Avec la Queer Palm, le festival de Cannes s'ouvre à tous les sexes
Posté par Jean François Frontera le 11 Mai 2018
Toutes les sexualités ont-elles enfin le droit à leur tapis rouge ? A Cannes, c’est le cas depuis 2010 avec la Queer Palm avec, cette année, la très attendue montée des marches par son jury pour voir le film de Yann Gonzalez, Un couteau dans le cœur.
Deux fois plus de films LGBT au Festival de Cannes

Alors que le cinéma se veut toujours plus proche de la réalité, il se faisait sentir comme une distance entre l’amour homosexuel et sa représentation au cinéma. Malgré la Palme d’Or de La Vie d’Adèle, avec une scène de sexe de plusieurs minutes entre deux femmes, l’homosexualité, la bisexualité ou le transgenre s’est fait discret au Festival de Cannes depuis sa création.

Cette année, ce sont 16 films au total à Cannes racontant des histoires d’amour entre hommes, femmes ou transsexuels. « C’est important qu’il y ait autant de films en compétition (en ajoutant celui de Gaspard Noé) nous explique Franck Finance-Madureia, Président-Fondateur de la Queer Palm et co-rédacteur en chef de FrenchMania. Mais ce qui est plus important encore, c’est que la sexualité et le genre ne soient plus vraiment le sujet. On parle de l’homophobie, de l’amour, de sujets de société ou d’histoires banales dans lesquelles des personnages homosexuels, transgenres ou fluides sont importants ou centraux, sans que cette ‘différence’ ne soit le sujet du film ».

En compétition officielle, deux films retiennent tout particulièrement l’attention des festivaliers.
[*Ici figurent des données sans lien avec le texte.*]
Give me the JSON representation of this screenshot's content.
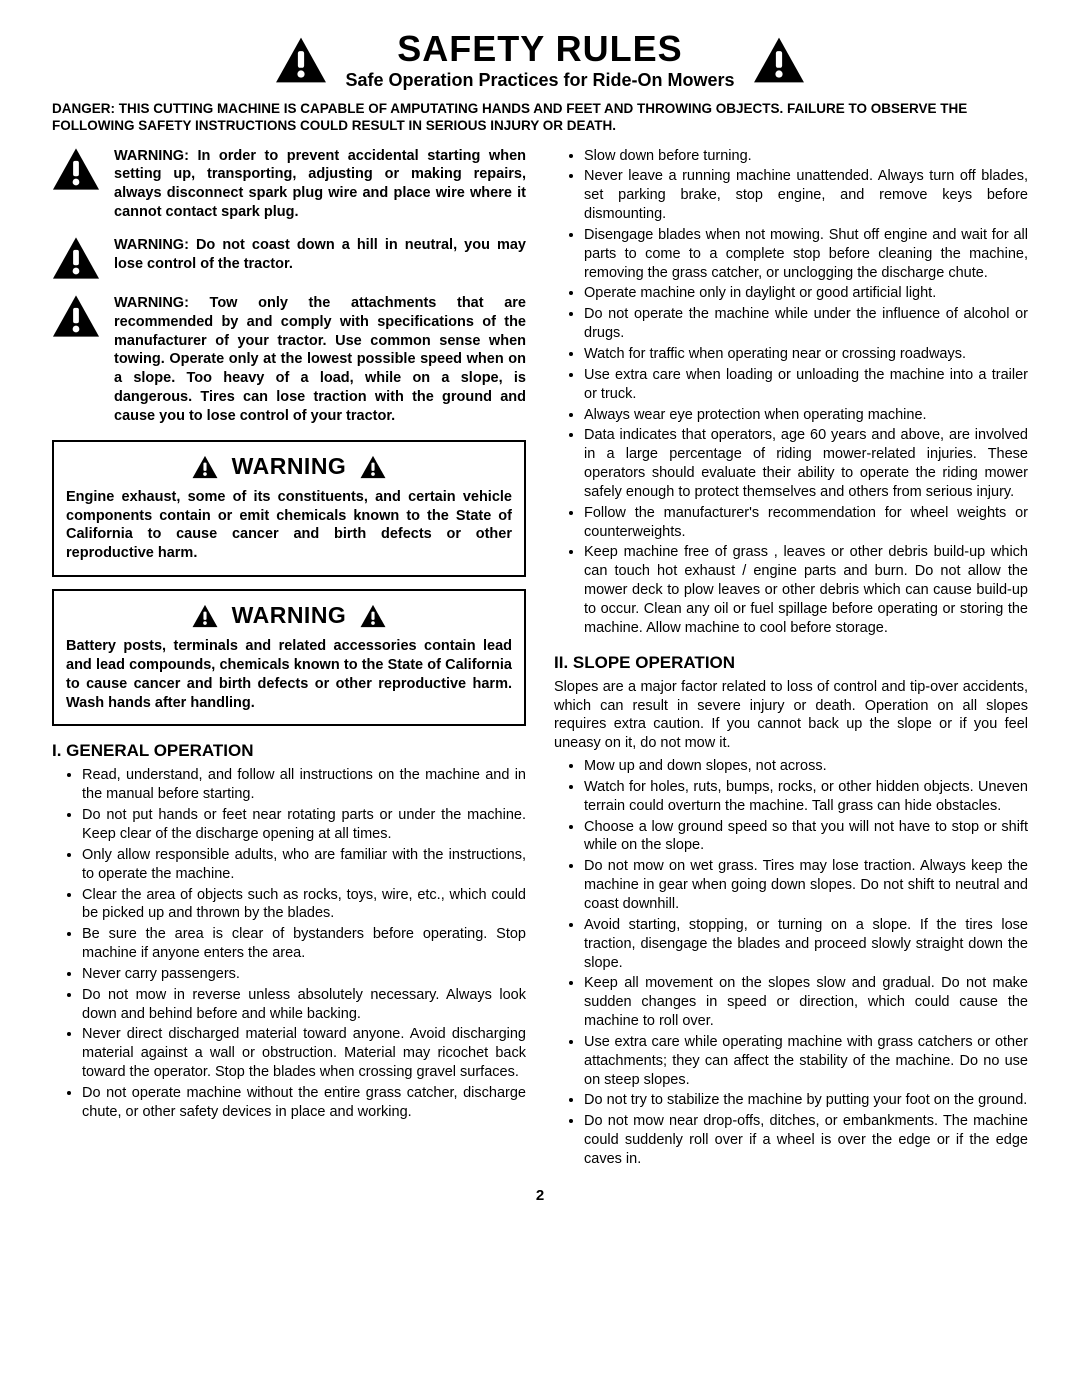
{
  "header": {
    "title": "SAFETY RULES",
    "subtitle": "Safe Operation Practices for Ride-On Mowers"
  },
  "danger_text": "DANGER:  THIS CUTTING MACHINE IS CAPABLE OF AMPUTATING HANDS AND FEET AND THROWING OBJECTS.  FAILURE TO OBSERVE THE FOLLOWING SAFETY INSTRUCTIONS COULD RESULT IN SERIOUS INJURY OR DEATH.",
  "warnings": {
    "w1": "WARNING: In order to prevent accidental starting when setting up, transporting, adjusting or making repairs, always disconnect spark plug wire and place wire where it cannot contact spark plug.",
    "w2": "WARNING: Do not coast down a hill in neutral, you may lose control of the tractor.",
    "w3": "WARNING: Tow only the attachments that are recommended by and comply with specifications of the manufacturer of your tractor. Use common sense when towing. Operate only at the lowest possible speed when on a slope.  Too heavy of a load, while on a slope, is dangerous.  Tires can lose traction with the ground and cause you to lose control of your tractor."
  },
  "boxes": {
    "label": "WARNING",
    "b1": "Engine exhaust, some of its constituents, and certain vehicle components contain or emit chemicals known to the State of California to cause cancer and birth defects or other reproductive harm.",
    "b2": "Battery posts, terminals and related accessories contain lead and lead compounds, chemicals known to the State of California to cause cancer and birth defects or other reproductive harm. Wash hands after handling."
  },
  "sections": {
    "s1_title": "I. GENERAL OPERATION",
    "s1_items": [
      "Read, understand, and follow all instructions on the machine and in the manual before starting.",
      "Do not put hands or feet near rotating parts or under the machine. Keep clear of the discharge opening at all times.",
      "Only allow responsible adults, who are familiar with the instructions, to operate the machine.",
      "Clear the area of objects such as rocks, toys, wire, etc., which could be picked up and thrown by the blades.",
      "Be sure the area is clear of bystanders before operating.  Stop machine if anyone enters the area.",
      "Never carry passengers.",
      "Do not mow in reverse unless absolutely necessary. Always look down and behind before and while backing.",
      "Never direct discharged material toward anyone. Avoid discharging material against a wall or obstruction. Material may ricochet back toward the operator. Stop the blades when crossing gravel surfaces.",
      "Do not operate machine without the entire grass catcher, discharge chute, or other safety devices in place and working."
    ],
    "s1_items_right": [
      "Slow down before turning.",
      "Never leave a running machine unattended.  Always turn off blades, set parking brake, stop engine, and remove keys before dismounting.",
      "Disengage blades when not mowing. Shut off engine and wait for all parts to come to a complete stop before cleaning the machine, removing the grass catcher, or unclogging the discharge chute.",
      "Operate machine only in daylight or good artificial light.",
      "Do not operate the machine while under the influence of alcohol or drugs.",
      "Watch for traffic when operating near or crossing roadways.",
      "Use extra care when loading or unloading the machine into a trailer or truck.",
      "Always wear eye protection when operating machine.",
      "Data indicates that operators, age 60 years and above, are involved in a large percentage of riding mower-related injuries.  These operators should evaluate their ability to operate the riding mower safely enough to protect themselves and others from serious injury.",
      "Follow the manufacturer's recommendation for wheel weights or counterweights.",
      "Keep machine free of grass , leaves or other debris build-up which can touch hot exhaust / engine parts and burn. Do not allow the mower deck to plow leaves or other debris which can cause build-up to occur. Clean any oil or fuel spillage before operating or storing the machine. Allow machine to cool before storage."
    ],
    "s2_title": "II. SLOPE OPERATION",
    "s2_intro": "Slopes are a major factor related to loss of control and tip-over accidents, which can result in severe injury or death.  Operation on all slopes requires extra caution.  If you cannot back up the slope or if you feel uneasy on it, do not mow it.",
    "s2_items": [
      "Mow up and down slopes, not across.",
      "Watch for holes, ruts, bumps, rocks, or other hidden objects.  Uneven terrain could overturn the machine. Tall grass can hide obstacles.",
      "Choose a low ground speed so that you will not have to stop or shift while on the slope.",
      "Do not mow on wet grass. Tires may lose traction. Always keep the machine in gear when going down slopes. Do not shift to neutral and coast downhill.",
      "Avoid starting, stopping, or turning on a slope.  If the tires lose traction,  disengage the blades and proceed slowly straight down the slope.",
      "Keep all movement on the slopes slow and gradual. Do not make sudden changes in speed or direction, which could cause the machine to roll over.",
      "Use extra care while operating machine with grass catchers or other attachments; they can affect the stability of the machine. Do no use on steep slopes.",
      "Do not  try to stabilize the machine by putting your foot on the ground.",
      "Do not mow near drop-offs, ditches, or embankments. The machine could suddenly roll over if a wheel is over the edge or if the edge caves in."
    ]
  },
  "page_number": "2",
  "icon_sizes": {
    "large": 52,
    "medium": 48,
    "small": 26
  }
}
Celui de Christophe Honoré, Plaire, Aimer et courir vite avec Vincent Lacoste et Pierre Deladonchamps. Un amour d’été entre Arthur et Jacques, qu’il faut vivre vite. Et Un couteau dans le cœur de Yann Gonzalez, avec Vanessa Paradis en productrice de films pornos gays, lesbienne, qui se voit entraîner dans un drame mettant sa vie en ballottage. Ces deux longs-métrages marquent, dans un sens commun, le rapport qui s’affine entre le 7ème Art et la réalité, dont il tend à se rapprocher année après année. Et ce miroir qu’est le cinéma, à sa façon, n’a jamais été aussi évident.

« L’homosexualité n’est plus le sujet du film »
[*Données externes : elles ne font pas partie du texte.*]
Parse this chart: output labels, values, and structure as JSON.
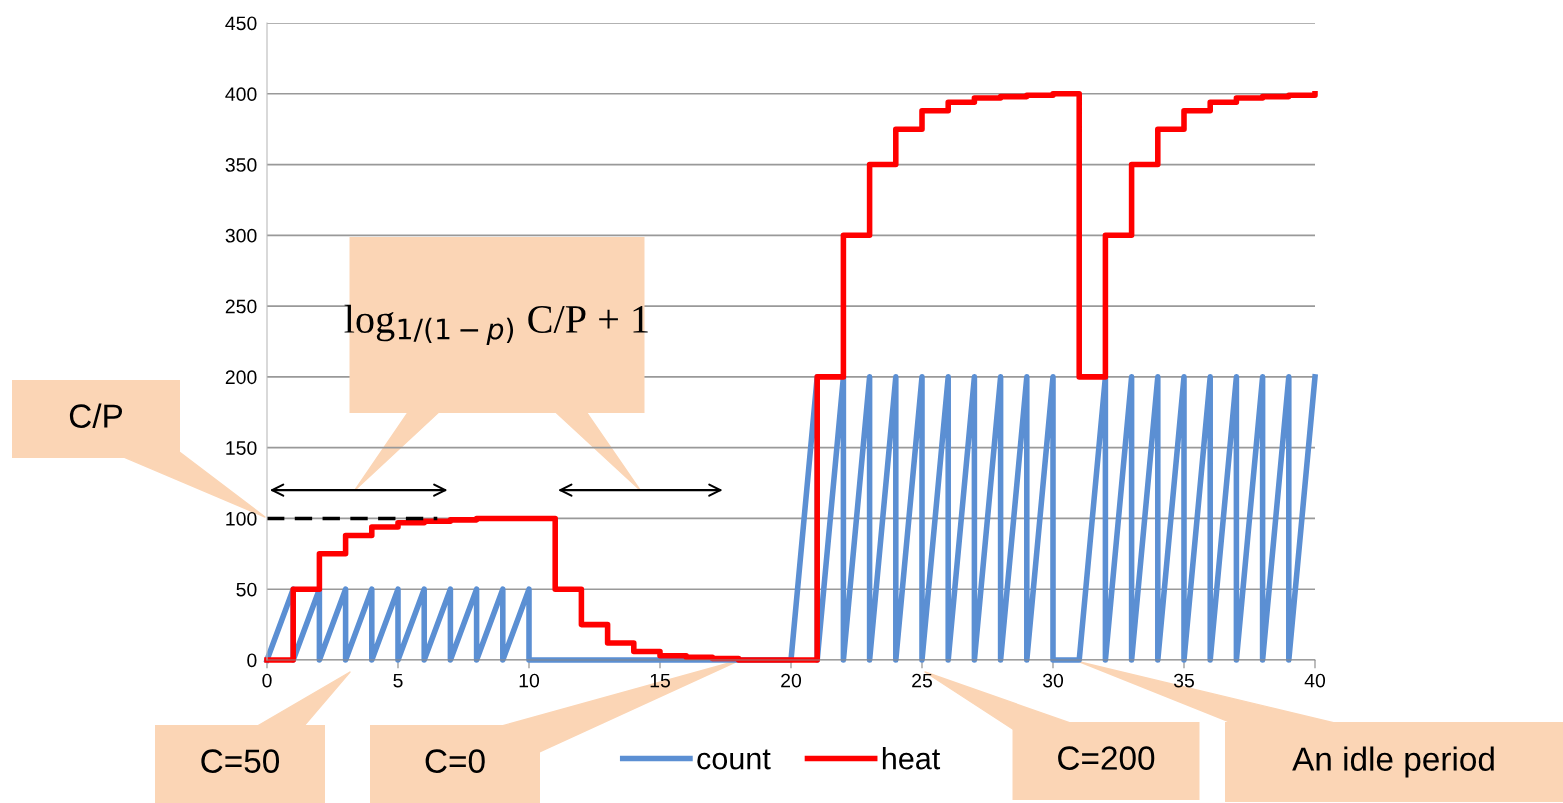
{
  "chart_data": {
    "type": "line",
    "xlim": [
      0,
      40
    ],
    "xticks": [
      0,
      5,
      10,
      15,
      20,
      25,
      30,
      35,
      40
    ],
    "ylim": [
      0,
      450
    ],
    "yticks": [
      0,
      50,
      100,
      150,
      200,
      250,
      300,
      350,
      400,
      450
    ],
    "grid": "y",
    "legend": "bottom",
    "line_style": "solid",
    "marker": "none",
    "series": [
      {
        "name": "count",
        "color": "#5b8fd3",
        "x": [
          0,
          1,
          1,
          2,
          2,
          3,
          3,
          4,
          4,
          5,
          5,
          6,
          6,
          7,
          7,
          8,
          8,
          9,
          9,
          10,
          10,
          20,
          21,
          21,
          22,
          22,
          23,
          23,
          24,
          24,
          25,
          25,
          26,
          26,
          27,
          27,
          28,
          28,
          29,
          29,
          30,
          30,
          31,
          32,
          32,
          33,
          33,
          34,
          34,
          35,
          35,
          36,
          36,
          37,
          37,
          38,
          38,
          39,
          39,
          40
        ],
        "values": [
          0,
          50,
          0,
          50,
          0,
          50,
          0,
          50,
          0,
          50,
          0,
          50,
          0,
          50,
          0,
          50,
          0,
          50,
          0,
          50,
          0,
          0,
          200,
          0,
          200,
          0,
          200,
          0,
          200,
          0,
          200,
          0,
          200,
          0,
          200,
          0,
          200,
          0,
          200,
          0,
          200,
          0,
          0,
          200,
          0,
          200,
          0,
          200,
          0,
          200,
          0,
          200,
          0,
          200,
          0,
          200,
          0,
          200,
          0,
          200
        ]
      },
      {
        "name": "heat",
        "type": "step",
        "color": "#ff0000",
        "x": [
          0,
          1,
          2,
          3,
          4,
          5,
          6,
          7,
          8,
          9,
          10,
          11,
          12,
          13,
          14,
          15,
          16,
          17,
          18,
          19,
          20,
          21,
          22,
          23,
          24,
          25,
          26,
          27,
          28,
          29,
          30,
          31,
          32,
          33,
          34,
          35,
          36,
          37,
          38,
          39,
          40
        ],
        "values": [
          0,
          50,
          75,
          88,
          94,
          97,
          98,
          99,
          100,
          100,
          100,
          50,
          25,
          12,
          6,
          3,
          2,
          1,
          0,
          0,
          0,
          200,
          300,
          350,
          375,
          388,
          394,
          397,
          398,
          399,
          400,
          200,
          300,
          350,
          375,
          388,
          394,
          397,
          398,
          399,
          400
        ]
      },
      {
        "line_style": "dashed",
        "color": "#000000",
        "x": [
          0,
          6.5
        ],
        "values": [
          100,
          100
        ]
      }
    ],
    "annotations": [
      "C/P",
      "log$_{1/(1−p)}$ C/P + 1",
      "C=50",
      "C=0",
      "C=200",
      "An idle period"
    ]
  }
}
Même si certains films prouvent qu’il y a toujours un tabou à parler d’homosexualité au cinéma, comme Rafiki de Wanuri Kahiu, présenté à Un Certain Regard mais interdit dans son propre pays, l’heure est au recentrage sur l’histoire en elle-même, au delà des histoires d’amour en tous genres.

C’est d’ailleurs ce que défend avec brio la Queer Palm chaque année, depuis huit ans. Véritable événement à Cannes pour la communauté LGBT mais aussi pour tous les festivaliers, son rôle de mettre en valeur une certaine forme de diversité, « Et donc les films qui abordent les questions LGBT ainsi que celles liées au genre. Militant donc, mais avant tout un prix de cinéma, remis sur des critères cinéphiles » précise Franck Finance-Madureia. Derrière les paillettes et le glamour de Cannes se cache, au final, une belle progression des mœurs. Pourvu que ça dure.